Deprem sonrası krizin sorumlusu göçmenler mi?

6 Şubat’ta meydana gelen ve Türkiye ile Suriye’yi etkileyen iki büyük depremde, resmi sayılara göre 44 bini aşkın insanımız yaşamını yitirdi, on binlercesi yaralandı, on ilin önemli bir kısmı adeta enkaza döndü. Hükümetin tamamen aciz kaldığı koşullarda, bir yandan enkaz altında kalan canları kurtarmak ve kurtulanların temel ihtiyaçlarını gidermek için emekçiler görülmemiş bir dayanışma seferberliği örgütlerken, diğer yandan bazı çevreler göçmenlere yönelik büyük bir karalama kampanyası başlattı.

Depremin ilk saatlerinden itibaren, Ümit Özdağ başta olmak üzere çeşitli siyasetçiler ve kişiler, Suriyeli göçmenlerin deprem bölgesindeki ev ve mağazaları yağmaladığına yönelik haberleri sosyal medya üzerinden yaymaya başladılar. Örneğin, 7 Şubat’ta Urfa İpekyol’da, Suriye uyruklu olduğu iddia edilen bir kişinin, arama kurtarma çalışmalarına katılan bir itfaiye erinin cep telefonunu çaldığına dair görüntüler servis edildi; çok geçmeden ortada ne bir hırsızlığın olduğu ne de söz konusu kişinin Suriyeli olduğu anlaşıldı. Özelikle yağma olaylarında Suriyelilerin baş rolü oynadığı ileri sürüldü. Yabancı düşmanlığı öyle bir noktaya vardı ki, ülkenin dört bir yanından gönderilen erzak ve yardımların dağıtımında Suriyelilere öncelik verildiği bile iddia edildi.

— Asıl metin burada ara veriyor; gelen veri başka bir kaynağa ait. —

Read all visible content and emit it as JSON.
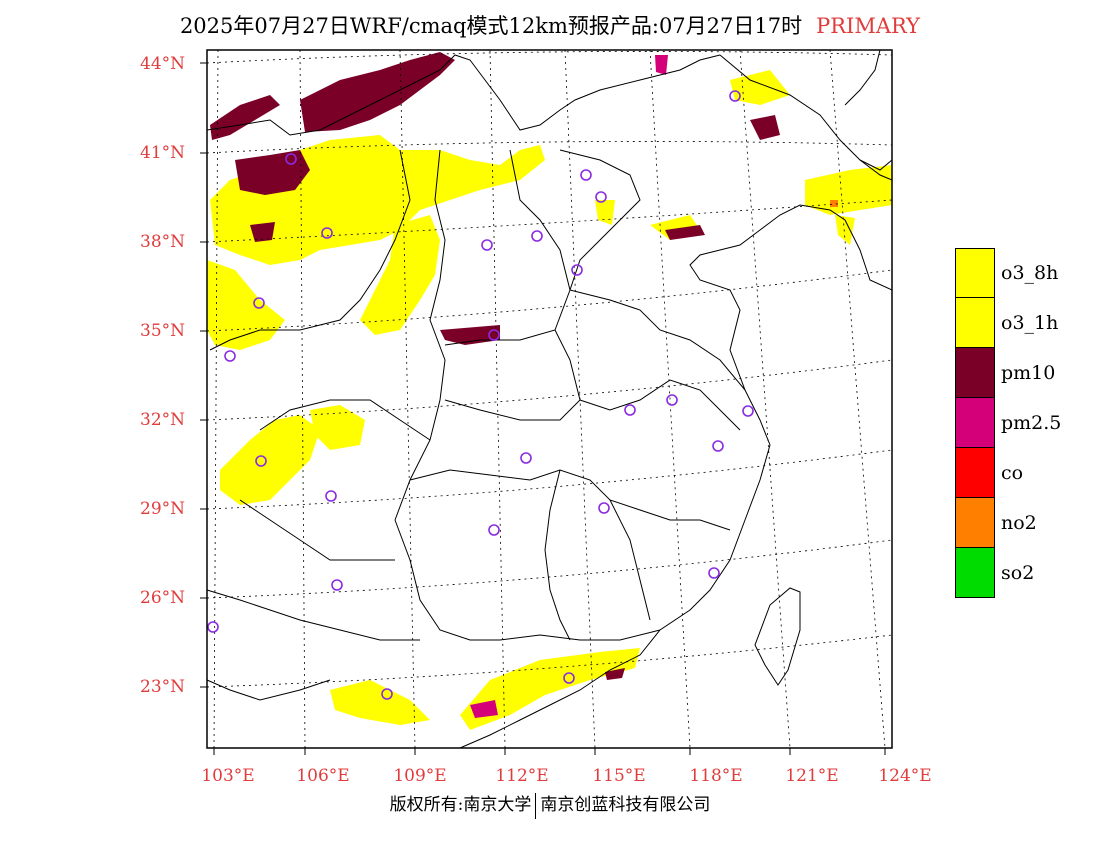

Göçmen düşmanlığı, Türk kapitalizmi ve özellikle onun faşizan aparatları için her zamanki gibi çok kullanışlı ve deprem özelinde iki şeye hizmet ediyor. İlk olarak, deprem bölgesinin birçok yerinde günlerdir ortada görülmeyen devlet kurumlarının basiretsizliğini, örgütsüzlüğünü ve hatta bir bakıma sınıfsal tercihlerini maskelemek ve gündemi değiştirmek gerekiyordu. İkincisi, çığ gibi büyüyen ve ilk andan itibaren devlet açısından bir tehdit olarak görülen emekçilerin deprem seferberliği gölgelenmeliydi. Bunun yolu da emekçi halk arasındaki kimlik farklılıklarına oynamak ve ayrıştırma politikası yürütmekti.

Oysa gerçek şu: Türk, Arap, Kürt veya Sünni, Nusayri, Hıristiyan on binlerce insan, emperyalizme bağımlı Türk kapitalizminin çürümüşlüğü nedeniyle yaşamını yitirdi, çok daha fazlası yaralandı, sevdiklerini kaybetti ve doğup büyüdükleri yurtlarının yok olmasına birlikte tanıklık etti. Milyonları ise depremzedelere yardım ulaştırmak için birlikte çalıştı. Şunu açıkça söyleyelim: İster Suriyeli ister bir başka halktan; etnik kimliği, inancı, dili ne olursa olsun bütün emekçiler sınıf kardeşleridir. Türkiye toprakları tarih boyunca sayısız medeniyete ve halka ev sahipliği yapmıştır ve hâlâ da yapmaktadır. Üstelik Suriyelilerin iç savaş nedeniyle son kitlesel göçünden öncesinde bile bu topraklarda Arapça konuşan halklar yaşıyordu, hâlâ da yaşıyor. Bunu anlamak için depremin en büyük yıkıma yol açtığı Antakya’ya bakmak yeterli: Yüzyıllardır Sünni, Nusayri, Süryani başta olmak üzere sayısız topluluk burada birlikte yaşamakta. Tüm bu halklar hasım değildir; eğer illa bir hasım arayanlar varsa, bu insanları enkaz altında bırakan ve temel ihtiyaçların giderilmesini bile örgütleyemeyen sermayedarlar devleti ve onun hükümeti orada durmakta.

Yorumlar kapalıdır.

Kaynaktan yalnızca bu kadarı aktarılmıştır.